J'ai demandé quelque chose de plus. Ma lettre vous éclairera du reste à ce sujet.
En effet, les paragraphes nous concernant sont bien supprimés suivant la proposition du professeur Langer mais toutes les attaques contre Pucheu d'une part et, plus loin, contre les éléments de la collaboration qui entouraient Darlan, répètent inlassablement "banks" et "banking interests". Or, bien que j'aie considéré ne pas pouvoir demander de modifications aux attaques contre Pucheu malgré leur violence outrée et leur inélégance à l'adresse d'un homme qui est mort, je ne peux tout de même pas laisser passer cette insistance sur ses relations et celles de Darlan avec les intérêts bancaires car, pour tout homme qui lirait cela en France ou en Angleterre, mais surtout en France, ce serait une allusion lumineuse à notre Maison puisque Pucheu dirigeait Japy et que nous sommes les banquiers de Japy.
J'ai cru devoir en même temps préciser, dans l'intérêt même du professeur Langer, qu'il était ridicule de citer les banques comme les promoteurs de la collaboration.

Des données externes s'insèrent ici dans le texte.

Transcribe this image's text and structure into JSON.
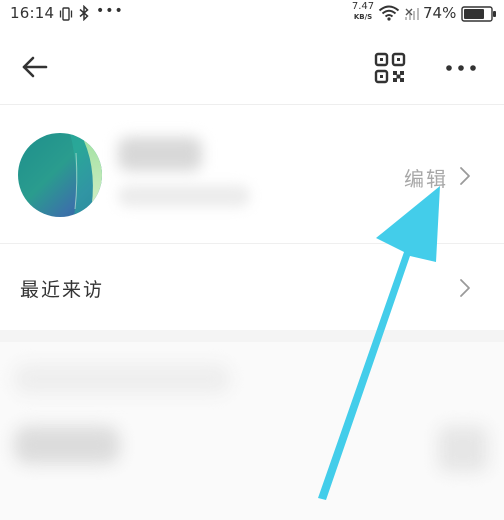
{
  "status_bar": {
    "time": "16:14",
    "dots": "•••",
    "net_speed_value": "7.47",
    "net_speed_unit": "KB/S",
    "battery_percent": "74%",
    "icons": [
      "vibrate-icon",
      "bluetooth-icon",
      "wifi-icon",
      "signal-icon",
      "battery-icon"
    ]
  },
  "top_bar": {
    "icons": [
      "back-arrow-icon",
      "qr-code-icon",
      "more-icon"
    ]
  },
  "profile": {
    "edit_label": "编辑"
  },
  "menu": {
    "recent_visitors_label": "最近来访"
  },
  "annotation": {
    "arrow_color": "#43cdea"
  },
  "colors": {
    "background": "#ffffff",
    "divider": "#eeeeee",
    "muted_text": "#a8a8a8",
    "primary_text": "#333333"
  }
}
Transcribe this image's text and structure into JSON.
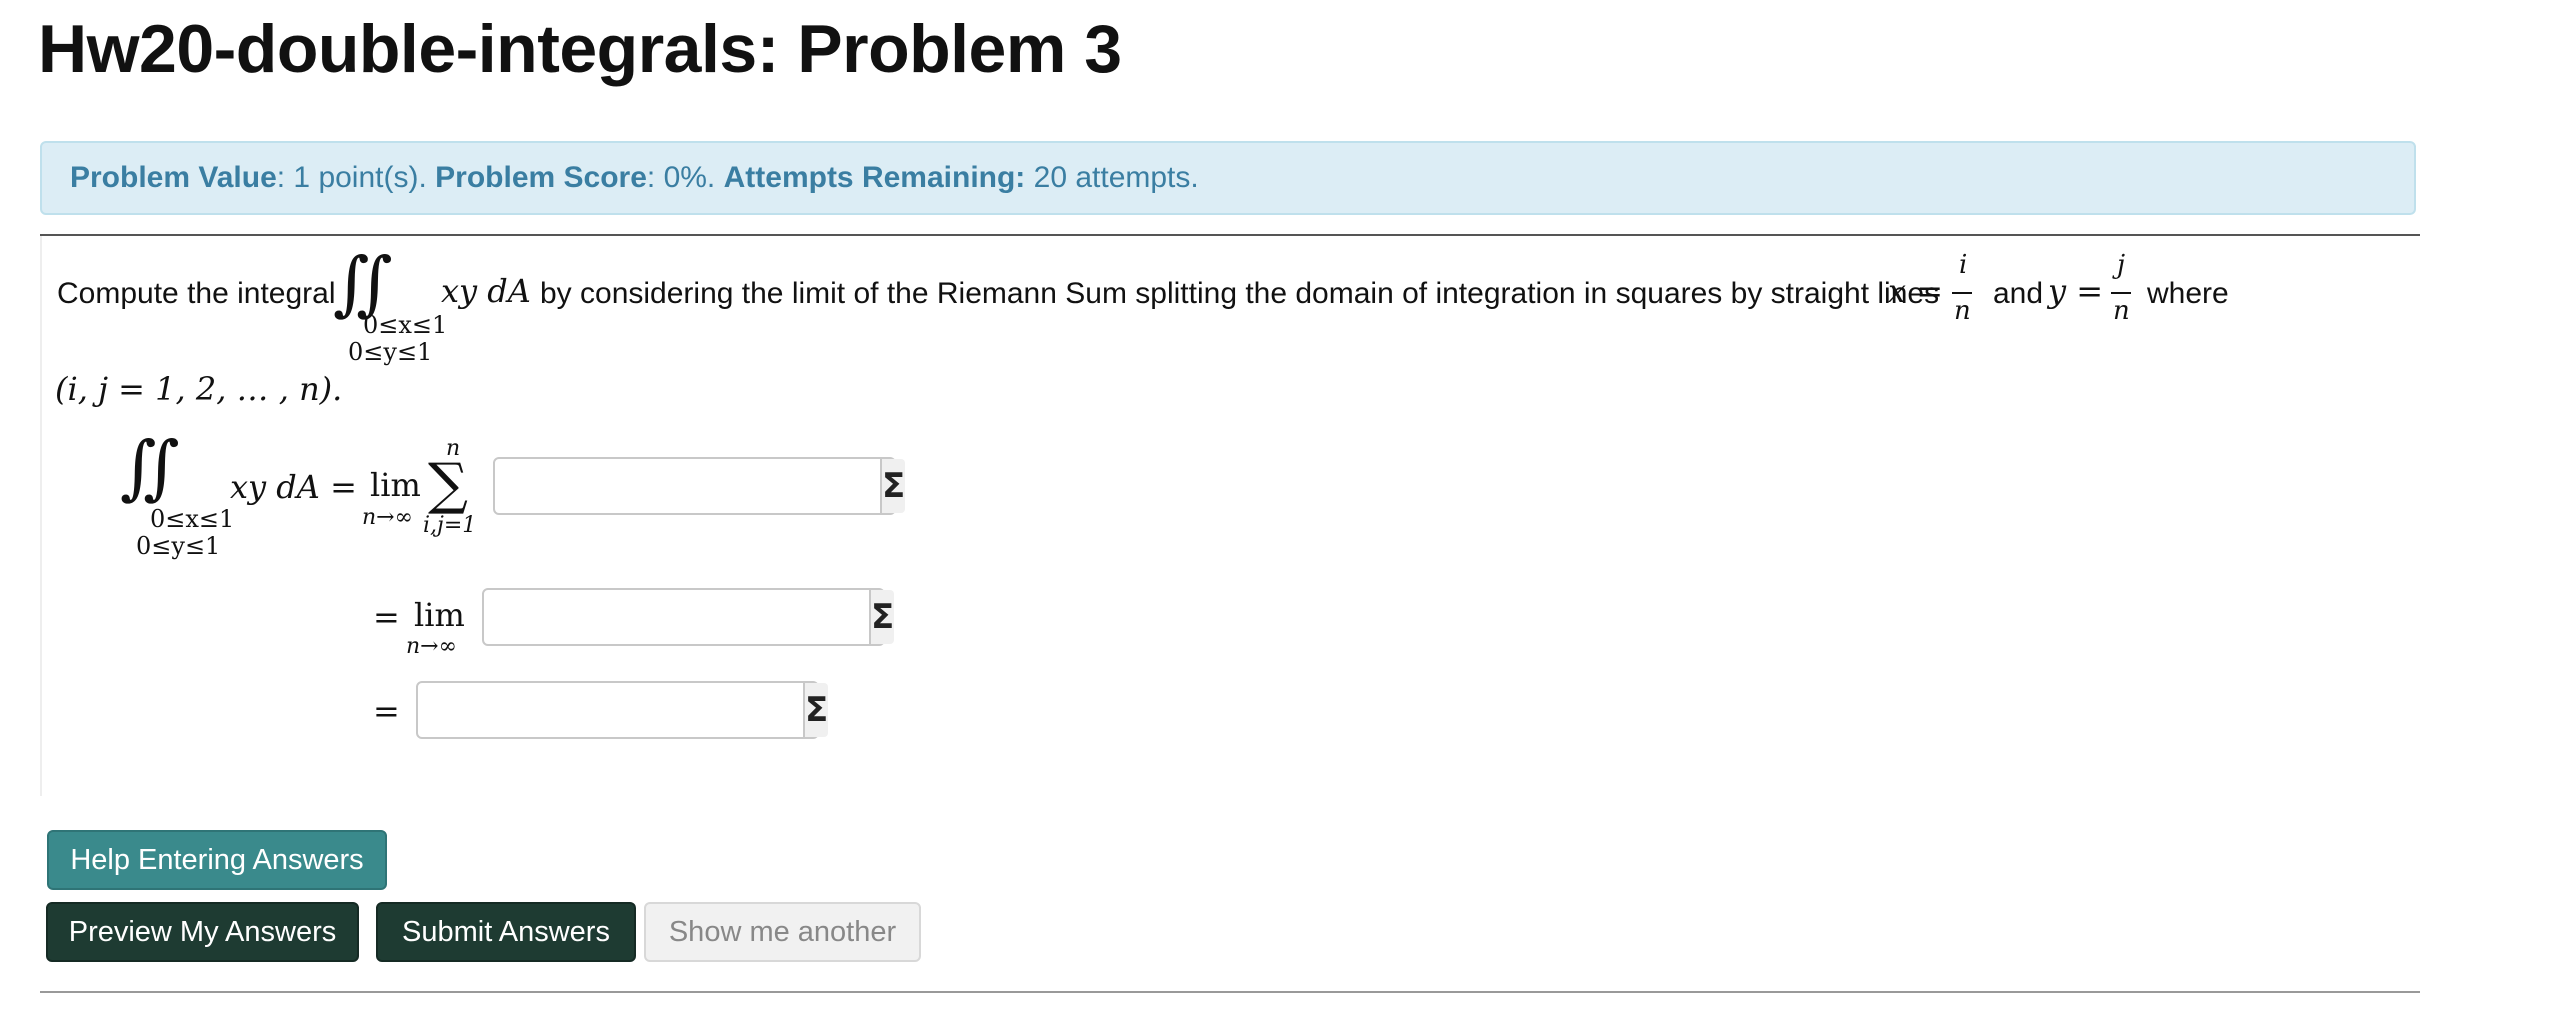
{
  "page_title": "Hw20-double-integrals: Problem 3",
  "info": {
    "value_label": "Problem Value",
    "value_text": ": 1 point(s). ",
    "score_label": "Problem Score",
    "score_text": ": 0%. ",
    "attempts_label": "Attempts Remaining:",
    "attempts_text": " 20 attempts."
  },
  "problem": {
    "intro": "Compute the integral",
    "integrand": "xy dA",
    "middle": "by considering the limit of the Riemann Sum splitting the domain of integration in squares by straight lines",
    "x_eq": "x =",
    "and": "and",
    "y_eq": "y =",
    "where": "where",
    "frac_i_num": "i",
    "frac_j_num": "j",
    "frac_den": "n",
    "bounds_x": "0≤x≤1",
    "bounds_y": "0≤y≤1",
    "index_range": "(i, j = 1, 2, … , n)."
  },
  "equations": {
    "lhs_integrand": "xy dA =",
    "lim": "lim",
    "lim_sub": "n→∞",
    "sum_top": "n",
    "sum_bottom": "i,j=1",
    "equals": "=",
    "sigma": "Σ",
    "answers": [
      "",
      "",
      ""
    ]
  },
  "buttons": {
    "help": "Help Entering Answers",
    "preview": "Preview My Answers",
    "submit": "Submit Answers",
    "another": "Show me another"
  }
}
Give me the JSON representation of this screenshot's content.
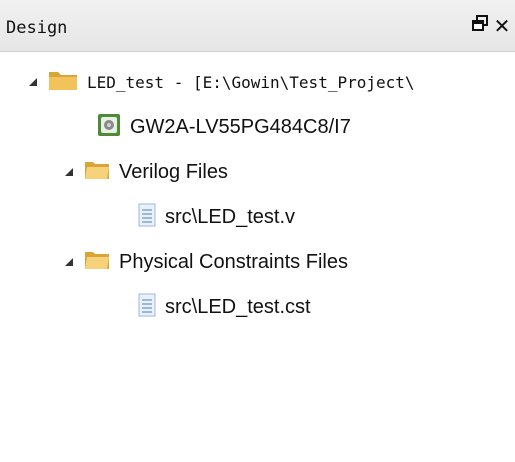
{
  "panel": {
    "title": "Design",
    "float_icon": "float-window-icon",
    "close_icon": "close-icon",
    "float_glyph": "🗗",
    "close_glyph": "✕"
  },
  "tree": {
    "project": {
      "label": "LED_test - [E:\\Gowin\\Test_Project\\",
      "icon": "project-folder-icon",
      "expanded": true
    },
    "device": {
      "label": "GW2A-LV55PG484C8/I7",
      "icon": "chip-icon"
    },
    "verilog_folder": {
      "label": "Verilog Files",
      "icon": "folder-icon",
      "expanded": true
    },
    "verilog_file": {
      "label": "src\\LED_test.v",
      "icon": "file-icon"
    },
    "constraints_folder": {
      "label": "Physical Constraints Files",
      "icon": "folder-icon",
      "expanded": true
    },
    "constraints_file": {
      "label": "src\\LED_test.cst",
      "icon": "file-icon"
    }
  },
  "colors": {
    "folder": "#f2c35a",
    "folder_dark": "#d9a43a",
    "chip": "#4e8a3a",
    "file": "#9ab7e0"
  }
}
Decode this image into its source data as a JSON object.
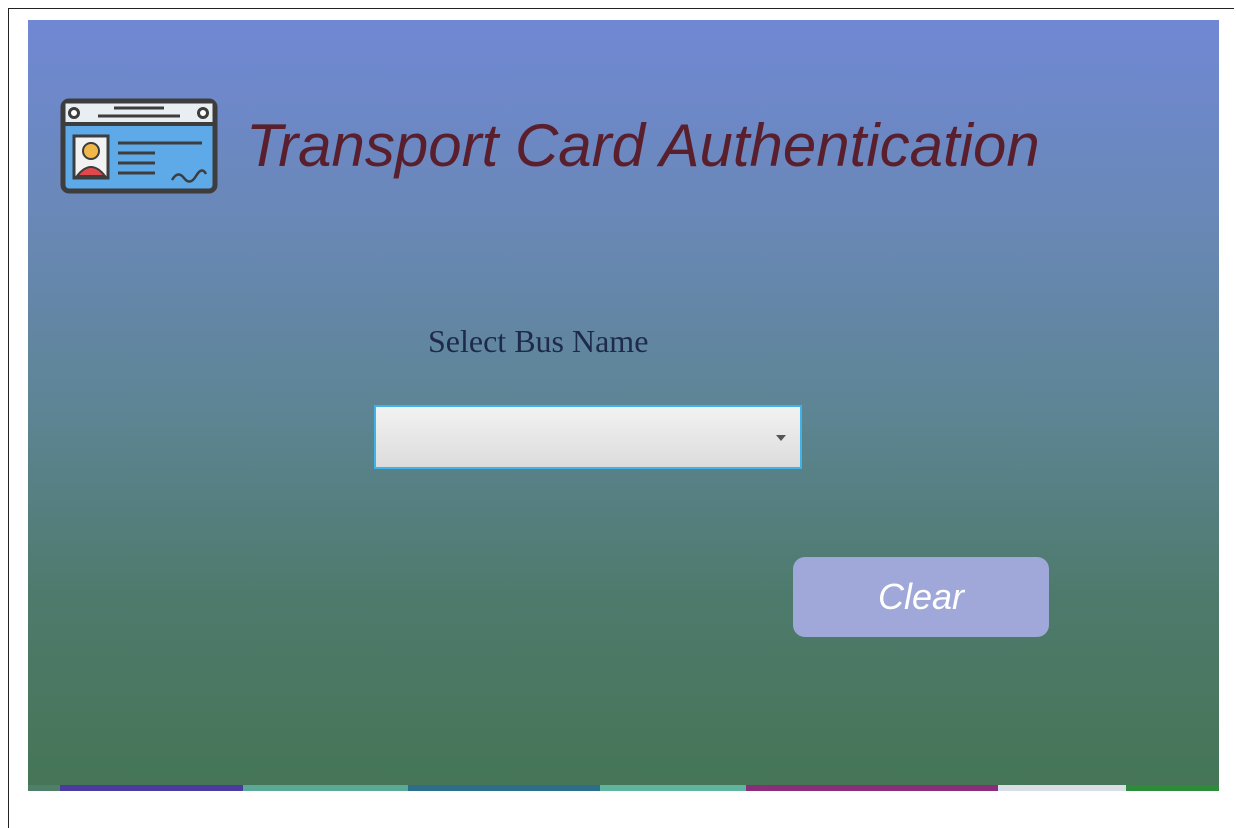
{
  "header": {
    "title": "Transport Card Authentication",
    "icon": "id-card-icon"
  },
  "form": {
    "select_label": "Select Bus Name",
    "bus_select": {
      "value": "",
      "icon": "chevron-down-icon"
    },
    "clear_label": "Clear"
  },
  "colors": {
    "title": "#5a1f2c",
    "label": "#1e2a4a",
    "button_bg": "#9fa8d8",
    "select_border": "#3fb2e8",
    "background_top": "#7088d4",
    "background_bottom": "#457556"
  },
  "bottom_strip": {
    "colors": [
      "#4f7f68",
      "#4b3aa0",
      "#5aa896",
      "#2c6e8a",
      "#5fb4a0",
      "#8a2e7c",
      "#d8dde6",
      "#2e8b3c"
    ]
  }
}
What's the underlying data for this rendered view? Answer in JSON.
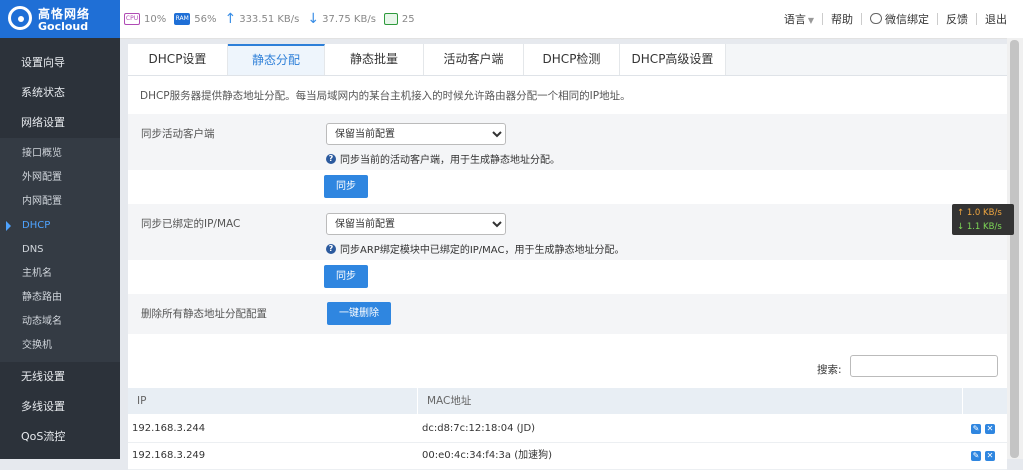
{
  "brand": {
    "name_cn": "高恪网络",
    "name_en": "Gocloud"
  },
  "stats": {
    "cpu_icon": "CPU",
    "cpu": "10%",
    "ram_icon": "RAM",
    "ram": "56%",
    "upload": "333.51 KB/s",
    "download": "37.75 KB/s",
    "clients": "25"
  },
  "top_menu": {
    "language": "语言",
    "help": "帮助",
    "wechat": "微信绑定",
    "feedback": "反馈",
    "logout": "退出"
  },
  "sidebar": {
    "wizard": "设置向导",
    "status": "系统状态",
    "network": "网络设置",
    "network_sub": [
      "接口概览",
      "外网配置",
      "内网配置",
      "DHCP",
      "DNS",
      "主机名",
      "静态路由",
      "动态域名",
      "交换机"
    ],
    "wireless": "无线设置",
    "multiwan": "多线设置",
    "qos": "QoS流控"
  },
  "tabs": [
    "DHCP设置",
    "静态分配",
    "静态批量",
    "活动客户端",
    "DHCP检测",
    "DHCP高级设置"
  ],
  "description": "DHCP服务器提供静态地址分配。每当局域网内的某台主机接入的时候允许路由器分配一个相同的IP地址。",
  "sync_active": {
    "label": "同步活动客户端",
    "selected": "保留当前配置",
    "hint": "同步当前的活动客户端，用于生成静态地址分配。",
    "button": "同步"
  },
  "sync_bound": {
    "label": "同步已绑定的IP/MAC",
    "selected": "保留当前配置",
    "hint": "同步ARP绑定模块中已绑定的IP/MAC，用于生成静态地址分配。",
    "button": "同步"
  },
  "delete_all": {
    "label": "删除所有静态地址分配配置",
    "button": "一键删除"
  },
  "search": {
    "label": "搜索:"
  },
  "table": {
    "columns": [
      "IP",
      "MAC地址"
    ],
    "rows": [
      {
        "ip": "192.168.3.244",
        "mac": "dc:d8:7c:12:18:04 (JD)"
      },
      {
        "ip": "192.168.3.249",
        "mac": "00:e0:4c:34:f4:3a (加速狗)"
      }
    ]
  },
  "speed_widget": {
    "up": "↑ 1.0 KB/s",
    "down": "↓ 1.1 KB/s"
  }
}
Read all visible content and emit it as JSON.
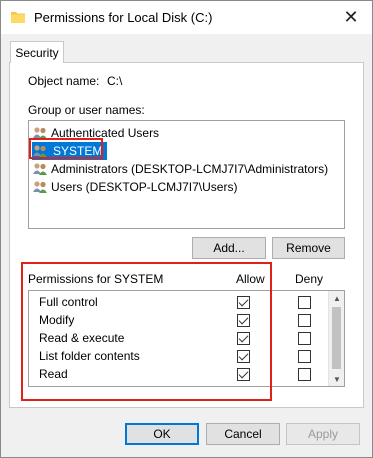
{
  "window": {
    "title": "Permissions for Local Disk (C:)"
  },
  "tabs": [
    {
      "label": "Security"
    }
  ],
  "object": {
    "label": "Object name:",
    "value": "C:\\"
  },
  "group_label": "Group or user names:",
  "users": [
    {
      "label": "Authenticated Users",
      "selected": false
    },
    {
      "label": "SYSTEM",
      "selected": true
    },
    {
      "label": "Administrators (DESKTOP-LCMJ7I7\\Administrators)",
      "selected": false
    },
    {
      "label": "Users (DESKTOP-LCMJ7I7\\Users)",
      "selected": false
    }
  ],
  "buttons": {
    "add_label": "Add...",
    "remove_label": "Remove",
    "ok_label": "OK",
    "cancel_label": "Cancel",
    "apply_label": "Apply"
  },
  "permissions": {
    "header": "Permissions for SYSTEM",
    "allow_header": "Allow",
    "deny_header": "Deny",
    "rows": [
      {
        "name": "Full control",
        "allow": true,
        "deny": false
      },
      {
        "name": "Modify",
        "allow": true,
        "deny": false
      },
      {
        "name": "Read & execute",
        "allow": true,
        "deny": false
      },
      {
        "name": "List folder contents",
        "allow": true,
        "deny": false
      },
      {
        "name": "Read",
        "allow": true,
        "deny": false
      }
    ]
  },
  "colors": {
    "selection": "#0078d7",
    "highlight_outline": "#e0201a"
  }
}
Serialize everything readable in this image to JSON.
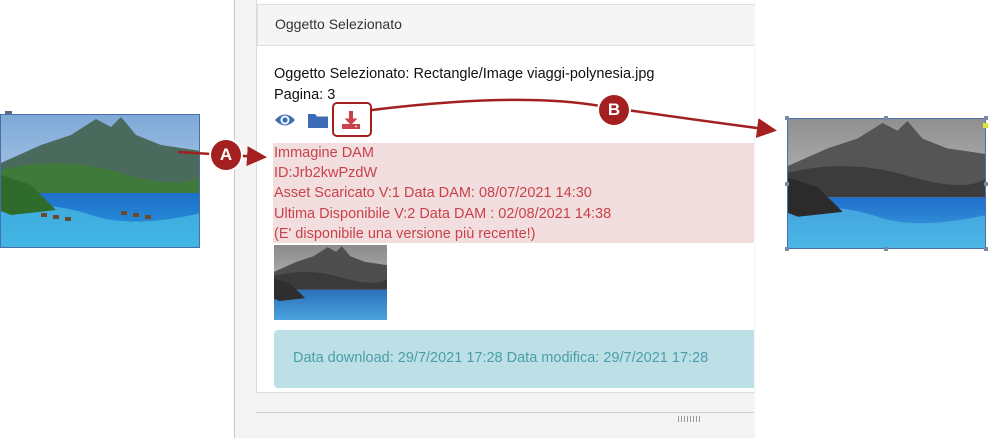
{
  "panel": {
    "header_title": "Oggetto Selezionato",
    "object_line": "Oggetto Selezionato: Rectangle/Image viaggi-polynesia.jpg",
    "page_line": "Pagina: 3"
  },
  "toolbar": {
    "icons": [
      "eye-icon",
      "folder-icon",
      "download-icon"
    ]
  },
  "alert": {
    "lines": [
      "Immagine DAM",
      "ID:Jrb2kwPzdW",
      "Asset Scaricato V:1 Data DAM: 08/07/2021 14:30",
      "Ultima Disponibile V:2 Data DAM : 02/08/2021 14:38",
      "(E' disponibile una versione più recente!)"
    ]
  },
  "info": {
    "text": "Data download: 29/7/2021 17:28 Data modifica: 29/7/2021 17:28"
  },
  "annotations": {
    "marker_a": "A",
    "marker_b": "B"
  },
  "colors": {
    "annotation": "#a42020",
    "icon_blue": "#3b6cb4",
    "alert_bg": "#f2dede",
    "alert_text": "#c9424a",
    "info_bg": "#bde0e6",
    "info_text": "#4b9ea9"
  }
}
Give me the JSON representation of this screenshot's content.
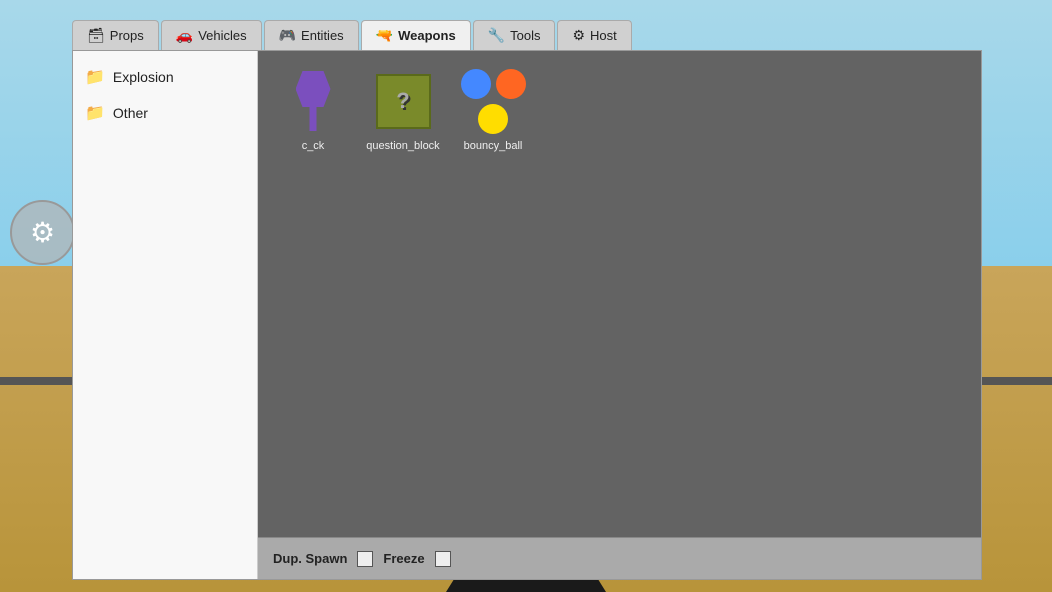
{
  "background": {
    "sky_color_top": "#a8d8ea",
    "sky_color_bottom": "#87ceeb",
    "ground_color_top": "#c9a55a",
    "ground_color_bottom": "#b8943a"
  },
  "tabs": [
    {
      "id": "props",
      "label": "Props",
      "icon": "🗃",
      "active": false
    },
    {
      "id": "vehicles",
      "label": "Vehicles",
      "icon": "🚗",
      "active": false
    },
    {
      "id": "entities",
      "label": "Entities",
      "icon": "🎮",
      "active": false
    },
    {
      "id": "weapons",
      "label": "Weapons",
      "icon": "🔫",
      "active": true
    },
    {
      "id": "tools",
      "label": "Tools",
      "icon": "🔧",
      "active": false
    },
    {
      "id": "host",
      "label": "Host",
      "icon": "⚙",
      "active": false
    }
  ],
  "sidebar": {
    "items": [
      {
        "id": "explosion",
        "label": "Explosion"
      },
      {
        "id": "other",
        "label": "Other"
      }
    ]
  },
  "content": {
    "items": [
      {
        "id": "c_ck",
        "label": "c_ck",
        "type": "ck-shape"
      },
      {
        "id": "question_block",
        "label": "question_block",
        "type": "q-block"
      },
      {
        "id": "bouncy_ball",
        "label": "bouncy_ball",
        "type": "balls"
      }
    ]
  },
  "bottom_bar": {
    "dup_spawn_label": "Dup. Spawn",
    "freeze_label": "Freeze"
  },
  "wrench_icon": "⚙"
}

Je pense que vous m'approuverez et j'espère que cela ne retardera pas le règlement final de nos affaires que je souhaite comme vous rapide.
Du reste, l'opération doit se faire en deux parties d'une part, la mise au point définitive du mémorandum signé par nous et contre-signé par le professeur Langer qui - une lettre, datée du 6 août qu'il adressait à Dulles et dont inclus copie l'annonce - a donné son accord sur le paragraphe le visant et préparé par notre avocat ; d'autre part, la mise au point des corrections proposées par le professeur Langer et sur laquelle maintenant Dulles va pouvoir travailler.
Je reviens maintenant à l'affaire Morgan. Je vous remercie de la lettre de Whitney qui ne fait en somme que paraphraser celle que nous avons reçue officiellement de la Maison Morgan.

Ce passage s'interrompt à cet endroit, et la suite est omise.